Computing and professionalism
I am especially interested in one issue in Computing Ethics which, unlike the papers just described, is not directly related to automated prediction. The issue is about whether and under what conditions computing should be considered a profession, in the way that medicine, engineering, librarianship, and law are professions.
"Anti-features, the Developer-User Relationship, and Professionalism" [under development]
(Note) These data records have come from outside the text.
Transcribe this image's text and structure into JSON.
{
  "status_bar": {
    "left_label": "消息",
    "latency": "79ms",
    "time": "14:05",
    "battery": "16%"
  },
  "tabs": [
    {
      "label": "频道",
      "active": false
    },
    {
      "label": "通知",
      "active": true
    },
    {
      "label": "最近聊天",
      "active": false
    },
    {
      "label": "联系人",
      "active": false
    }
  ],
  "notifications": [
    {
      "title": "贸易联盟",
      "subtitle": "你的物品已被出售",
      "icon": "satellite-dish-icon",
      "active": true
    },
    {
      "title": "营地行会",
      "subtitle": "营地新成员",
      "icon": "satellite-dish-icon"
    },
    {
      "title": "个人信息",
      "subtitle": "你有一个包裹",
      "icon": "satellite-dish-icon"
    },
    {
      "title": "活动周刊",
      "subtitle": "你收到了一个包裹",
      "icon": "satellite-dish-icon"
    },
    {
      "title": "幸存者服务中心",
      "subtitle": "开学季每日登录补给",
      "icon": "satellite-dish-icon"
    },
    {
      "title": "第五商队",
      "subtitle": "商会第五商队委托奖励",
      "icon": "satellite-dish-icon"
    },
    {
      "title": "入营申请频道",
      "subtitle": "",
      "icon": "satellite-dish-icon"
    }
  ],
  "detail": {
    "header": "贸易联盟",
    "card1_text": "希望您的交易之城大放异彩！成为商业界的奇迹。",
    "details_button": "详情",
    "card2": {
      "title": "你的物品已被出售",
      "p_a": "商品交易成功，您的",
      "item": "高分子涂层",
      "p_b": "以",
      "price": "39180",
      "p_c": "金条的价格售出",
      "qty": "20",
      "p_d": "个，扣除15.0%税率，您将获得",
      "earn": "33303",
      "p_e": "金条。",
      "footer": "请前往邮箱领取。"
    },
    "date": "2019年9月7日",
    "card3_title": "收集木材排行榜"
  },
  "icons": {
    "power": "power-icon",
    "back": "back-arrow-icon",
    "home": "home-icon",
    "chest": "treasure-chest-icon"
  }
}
This paper is an attempt to develop some conceptual resources—particularly the concept of an anti-feature—helpful for articulating ethically significant aspects of the relationship between software developers and end-users. After describing many examples of anti-features and considering several definitions proposed by others, I explain what all anti-features have in common. Roughly, an anti-feature is some software functionality that (1) is intentionally implemented, (2) is not intended to benefit the user, (3) makes the software worse, from the standpoint of the intended user. (This makes anti-features distinct from both features and bugs). I argue that, if we are to consider software development a profession, a condition on a person having the status of professional software developer is that she exercise forbearance regarding the implementation of anti-features.
For a basic overview, see my essay, "Is It a Feature? Is it a Bug? No, It’s an Antifeature." at the Center for Digital Ethics and Policy at Loyola University Chicago.